Of course, not all problems can be addressed on framework level, and not every engineer will always reach for the right tools. Because of this, the next principle that I found to be worth focusing on is containment and mitigation: making sure that bugs are difficult to exploit when they happen, or that the damage is kept in check. The solutions in this space can range from low-level enhancements (say, hardened allocators or seccomp-bpf sandboxes) to client-facing features such as browser origin isolation or Content Security Policy.

The usual consulting, review, and outreach tasks are an important facet of a product security program, but probably shouldn’t be the sole focus of your team. It’s also best to avoid undue emphasis on vulnerability showmanship: while valuable in some contexts, it creates a hypercompetitive environment that may be hostile to less experienced team members – not to mention, squashing individual bugs offers very limited value if the same issue is likely to be reintroduced into the codebase the next day.
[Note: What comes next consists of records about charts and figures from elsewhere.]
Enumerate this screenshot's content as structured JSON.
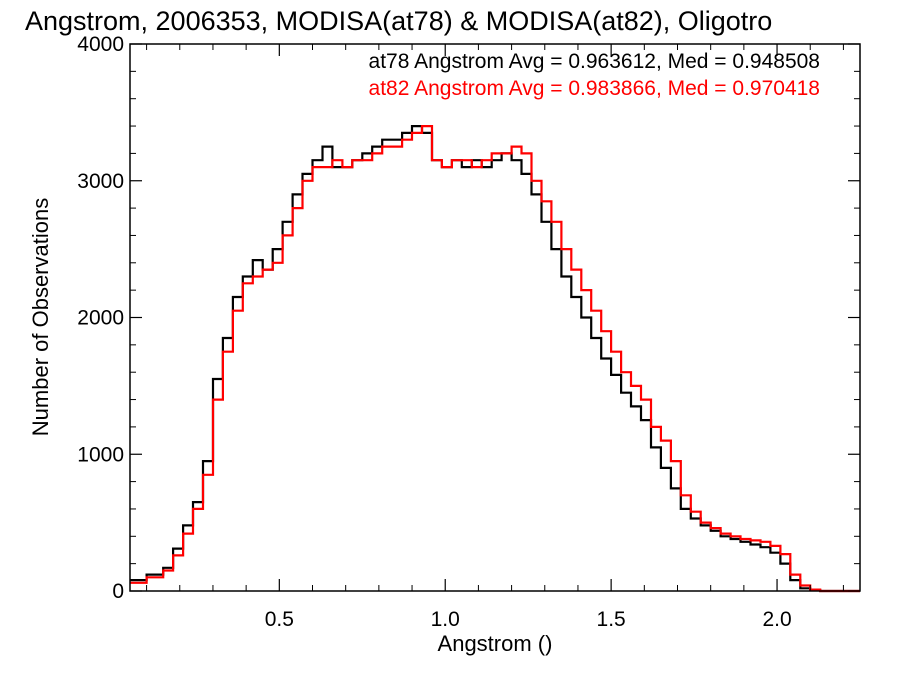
{
  "chart_data": {
    "type": "line",
    "step": true,
    "title": "Angstrom, 2006353, MODISA(at78) & MODISA(at82), Oligotro",
    "xlabel": "Angstrom ()",
    "ylabel": "Number of Observations",
    "xlim": [
      0.05,
      2.25
    ],
    "ylim": [
      0,
      4000
    ],
    "xticks": [
      0.5,
      1.0,
      1.5,
      2.0
    ],
    "xtick_labels": [
      "0.5",
      "1.0",
      "1.5",
      "2.0"
    ],
    "yticks": [
      0,
      1000,
      2000,
      3000,
      4000
    ],
    "ytick_labels": [
      "0",
      "1000",
      "2000",
      "3000",
      "4000"
    ],
    "grid": false,
    "legend_position": "top-right",
    "series": [
      {
        "name": "at78",
        "color": "#000000",
        "legend_text": "at78 Angstrom Avg = 0.963612, Med = 0.948508",
        "x": [
          0.05,
          0.1,
          0.15,
          0.18,
          0.21,
          0.24,
          0.27,
          0.3,
          0.33,
          0.36,
          0.39,
          0.42,
          0.45,
          0.48,
          0.51,
          0.54,
          0.57,
          0.6,
          0.63,
          0.66,
          0.69,
          0.72,
          0.75,
          0.78,
          0.81,
          0.84,
          0.87,
          0.9,
          0.93,
          0.96,
          0.99,
          1.02,
          1.05,
          1.08,
          1.11,
          1.14,
          1.17,
          1.2,
          1.23,
          1.26,
          1.29,
          1.32,
          1.35,
          1.38,
          1.41,
          1.44,
          1.47,
          1.5,
          1.53,
          1.56,
          1.59,
          1.62,
          1.65,
          1.68,
          1.71,
          1.74,
          1.77,
          1.8,
          1.83,
          1.86,
          1.89,
          1.92,
          1.95,
          1.98,
          2.01,
          2.04,
          2.07,
          2.1,
          2.13,
          2.16,
          2.19,
          2.22,
          2.25
        ],
        "y": [
          80,
          120,
          170,
          310,
          480,
          650,
          950,
          1550,
          1850,
          2150,
          2300,
          2420,
          2350,
          2500,
          2700,
          2900,
          3050,
          3150,
          3250,
          3100,
          3100,
          3150,
          3200,
          3250,
          3300,
          3300,
          3350,
          3400,
          3350,
          3150,
          3100,
          3150,
          3100,
          3150,
          3100,
          3150,
          3200,
          3150,
          3050,
          2900,
          2700,
          2500,
          2300,
          2150,
          2000,
          1850,
          1700,
          1580,
          1450,
          1350,
          1250,
          1050,
          900,
          750,
          600,
          530,
          480,
          440,
          400,
          380,
          360,
          340,
          320,
          280,
          200,
          80,
          20,
          5,
          0,
          0,
          0,
          0,
          0
        ]
      },
      {
        "name": "at82",
        "color": "#ff0000",
        "legend_text": "at82 Angstrom Avg = 0.983866, Med = 0.970418",
        "x": [
          0.05,
          0.1,
          0.15,
          0.18,
          0.21,
          0.24,
          0.27,
          0.3,
          0.33,
          0.36,
          0.39,
          0.42,
          0.45,
          0.48,
          0.51,
          0.54,
          0.57,
          0.6,
          0.63,
          0.66,
          0.69,
          0.72,
          0.75,
          0.78,
          0.81,
          0.84,
          0.87,
          0.9,
          0.93,
          0.96,
          0.99,
          1.02,
          1.05,
          1.08,
          1.11,
          1.14,
          1.17,
          1.2,
          1.23,
          1.26,
          1.29,
          1.32,
          1.35,
          1.38,
          1.41,
          1.44,
          1.47,
          1.5,
          1.53,
          1.56,
          1.59,
          1.62,
          1.65,
          1.68,
          1.71,
          1.74,
          1.77,
          1.8,
          1.83,
          1.86,
          1.89,
          1.92,
          1.95,
          1.98,
          2.01,
          2.04,
          2.07,
          2.1,
          2.13,
          2.16,
          2.19,
          2.22,
          2.25
        ],
        "y": [
          60,
          100,
          150,
          260,
          420,
          600,
          850,
          1400,
          1750,
          2050,
          2250,
          2300,
          2350,
          2400,
          2600,
          2800,
          3000,
          3100,
          3100,
          3150,
          3100,
          3150,
          3150,
          3200,
          3250,
          3250,
          3300,
          3350,
          3400,
          3150,
          3100,
          3150,
          3150,
          3100,
          3150,
          3200,
          3200,
          3250,
          3200,
          3000,
          2850,
          2700,
          2500,
          2350,
          2200,
          2050,
          1900,
          1750,
          1600,
          1500,
          1400,
          1200,
          1100,
          950,
          700,
          580,
          500,
          460,
          420,
          400,
          380,
          370,
          360,
          330,
          270,
          120,
          40,
          10,
          0,
          0,
          0,
          0,
          0
        ]
      }
    ]
  }
}
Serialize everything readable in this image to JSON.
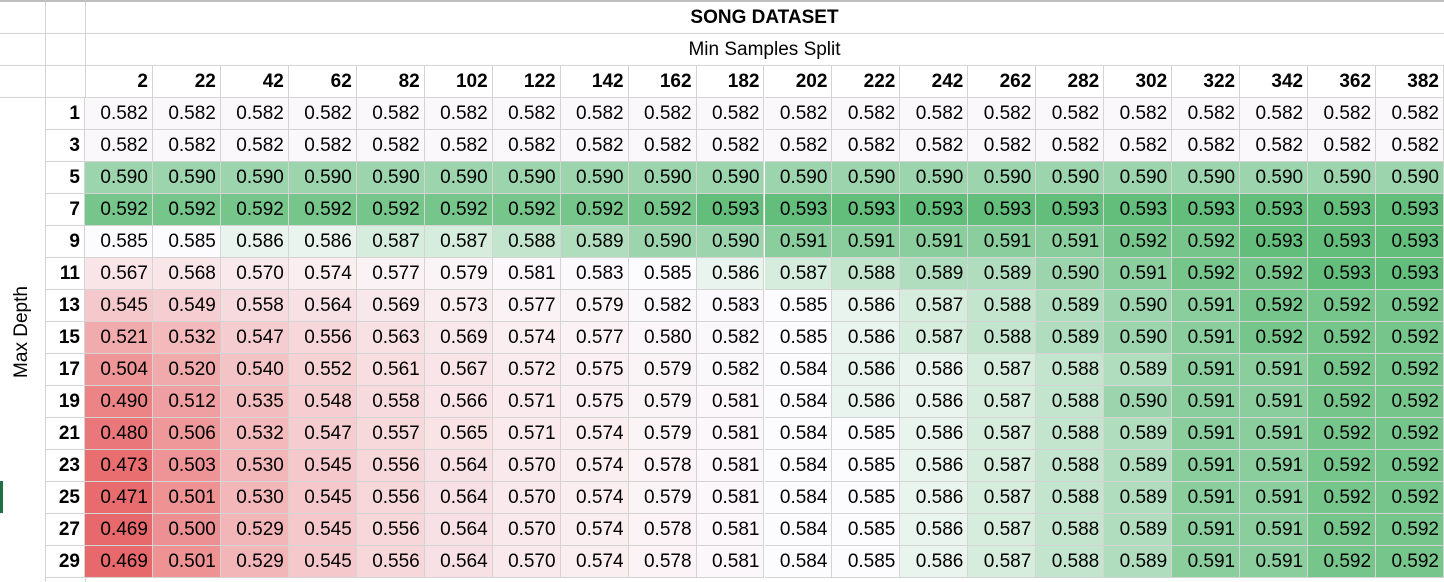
{
  "chart_data": {
    "type": "heatmap",
    "title": "SONG DATASET",
    "xlabel": "Min Samples Split",
    "ylabel": "Max Depth",
    "colors": {
      "low": "#e8696b",
      "mid": "#fcfcff",
      "high": "#63be7b"
    },
    "x": [
      "2",
      "22",
      "42",
      "62",
      "82",
      "102",
      "122",
      "142",
      "162",
      "182",
      "202",
      "222",
      "242",
      "262",
      "282",
      "302",
      "322",
      "342",
      "362",
      "382"
    ],
    "y": [
      "1",
      "3",
      "5",
      "7",
      "9",
      "11",
      "13",
      "15",
      "17",
      "19",
      "21",
      "23",
      "25",
      "27",
      "29"
    ],
    "values": [
      [
        "0.582",
        "0.582",
        "0.582",
        "0.582",
        "0.582",
        "0.582",
        "0.582",
        "0.582",
        "0.582",
        "0.582",
        "0.582",
        "0.582",
        "0.582",
        "0.582",
        "0.582",
        "0.582",
        "0.582",
        "0.582",
        "0.582",
        "0.582"
      ],
      [
        "0.582",
        "0.582",
        "0.582",
        "0.582",
        "0.582",
        "0.582",
        "0.582",
        "0.582",
        "0.582",
        "0.582",
        "0.582",
        "0.582",
        "0.582",
        "0.582",
        "0.582",
        "0.582",
        "0.582",
        "0.582",
        "0.582",
        "0.582"
      ],
      [
        "0.590",
        "0.590",
        "0.590",
        "0.590",
        "0.590",
        "0.590",
        "0.590",
        "0.590",
        "0.590",
        "0.590",
        "0.590",
        "0.590",
        "0.590",
        "0.590",
        "0.590",
        "0.590",
        "0.590",
        "0.590",
        "0.590",
        "0.590"
      ],
      [
        "0.592",
        "0.592",
        "0.592",
        "0.592",
        "0.592",
        "0.592",
        "0.592",
        "0.592",
        "0.592",
        "0.593",
        "0.593",
        "0.593",
        "0.593",
        "0.593",
        "0.593",
        "0.593",
        "0.593",
        "0.593",
        "0.593",
        "0.593"
      ],
      [
        "0.585",
        "0.585",
        "0.586",
        "0.586",
        "0.587",
        "0.587",
        "0.588",
        "0.589",
        "0.590",
        "0.590",
        "0.591",
        "0.591",
        "0.591",
        "0.591",
        "0.591",
        "0.592",
        "0.592",
        "0.593",
        "0.593",
        "0.593"
      ],
      [
        "0.567",
        "0.568",
        "0.570",
        "0.574",
        "0.577",
        "0.579",
        "0.581",
        "0.583",
        "0.585",
        "0.586",
        "0.587",
        "0.588",
        "0.589",
        "0.589",
        "0.590",
        "0.591",
        "0.592",
        "0.592",
        "0.593",
        "0.593"
      ],
      [
        "0.545",
        "0.549",
        "0.558",
        "0.564",
        "0.569",
        "0.573",
        "0.577",
        "0.579",
        "0.582",
        "0.583",
        "0.585",
        "0.586",
        "0.587",
        "0.588",
        "0.589",
        "0.590",
        "0.591",
        "0.592",
        "0.592",
        "0.592"
      ],
      [
        "0.521",
        "0.532",
        "0.547",
        "0.556",
        "0.563",
        "0.569",
        "0.574",
        "0.577",
        "0.580",
        "0.582",
        "0.585",
        "0.586",
        "0.587",
        "0.588",
        "0.589",
        "0.590",
        "0.591",
        "0.592",
        "0.592",
        "0.592"
      ],
      [
        "0.504",
        "0.520",
        "0.540",
        "0.552",
        "0.561",
        "0.567",
        "0.572",
        "0.575",
        "0.579",
        "0.582",
        "0.584",
        "0.586",
        "0.586",
        "0.587",
        "0.588",
        "0.589",
        "0.591",
        "0.591",
        "0.592",
        "0.592"
      ],
      [
        "0.490",
        "0.512",
        "0.535",
        "0.548",
        "0.558",
        "0.566",
        "0.571",
        "0.575",
        "0.579",
        "0.581",
        "0.584",
        "0.586",
        "0.586",
        "0.587",
        "0.588",
        "0.590",
        "0.591",
        "0.591",
        "0.592",
        "0.592"
      ],
      [
        "0.480",
        "0.506",
        "0.532",
        "0.547",
        "0.557",
        "0.565",
        "0.571",
        "0.574",
        "0.579",
        "0.581",
        "0.584",
        "0.585",
        "0.586",
        "0.587",
        "0.588",
        "0.589",
        "0.591",
        "0.591",
        "0.592",
        "0.592"
      ],
      [
        "0.473",
        "0.503",
        "0.530",
        "0.545",
        "0.556",
        "0.564",
        "0.570",
        "0.574",
        "0.578",
        "0.581",
        "0.584",
        "0.585",
        "0.586",
        "0.587",
        "0.588",
        "0.589",
        "0.591",
        "0.591",
        "0.592",
        "0.592"
      ],
      [
        "0.471",
        "0.501",
        "0.530",
        "0.545",
        "0.556",
        "0.564",
        "0.570",
        "0.574",
        "0.579",
        "0.581",
        "0.584",
        "0.585",
        "0.586",
        "0.587",
        "0.588",
        "0.589",
        "0.591",
        "0.591",
        "0.592",
        "0.592"
      ],
      [
        "0.469",
        "0.500",
        "0.529",
        "0.545",
        "0.556",
        "0.564",
        "0.570",
        "0.574",
        "0.578",
        "0.581",
        "0.584",
        "0.585",
        "0.586",
        "0.587",
        "0.588",
        "0.589",
        "0.591",
        "0.591",
        "0.592",
        "0.592"
      ],
      [
        "0.469",
        "0.501",
        "0.529",
        "0.545",
        "0.556",
        "0.564",
        "0.570",
        "0.574",
        "0.578",
        "0.581",
        "0.584",
        "0.585",
        "0.586",
        "0.587",
        "0.588",
        "0.589",
        "0.591",
        "0.591",
        "0.592",
        "0.592"
      ]
    ]
  }
}
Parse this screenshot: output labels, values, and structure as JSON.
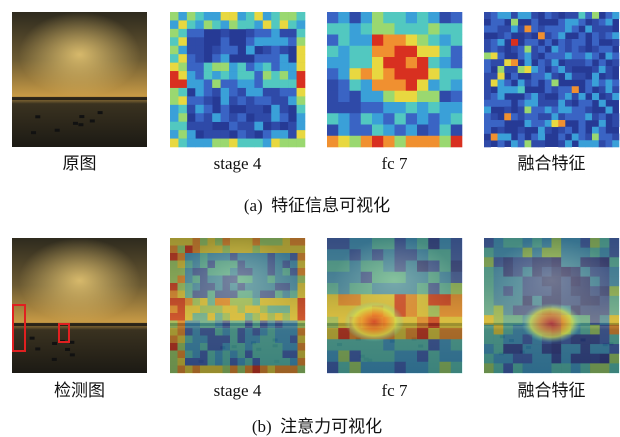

I like to think of security reviews as a teaching opportunity instead: it’s a way to raise awareness, form partnerships with engineers, and help them develop lasting habits that reduce the incidence of bugs. Metrics to understand the impact of your work are important, too; if your engagements are seen mostly as a yet another layer of red tape, product teams will stop reaching out to you for advice.

The other tenet of a healthy product security effort requires us to recognize at a scale and given enough time, every defense mechanism is bound to fail – and so, we need ways to prevent bugs from turning into incidents. The efforts in this space may range from developing product-specific signals for the incident response and monitoring teams; to offering meaningful vulnerability reward programs and nourishing a healthy and respectful relationship with the research community; to organizing regular offensive exercises in hopes of spotting bugs before anybody else does.

Oh, one final note: an important feature of a healthy security program is the existence of multiple feedback loops that help you spot problems without the need to micromanage the organization and without being deathly afraid of taking chances. For example, the data coming from bug bounty programs, if analyzed correctly, offers a wonderful way to alert you to systemic problems in your codebase – and later on, to measure the impact of any remediation and hardening work.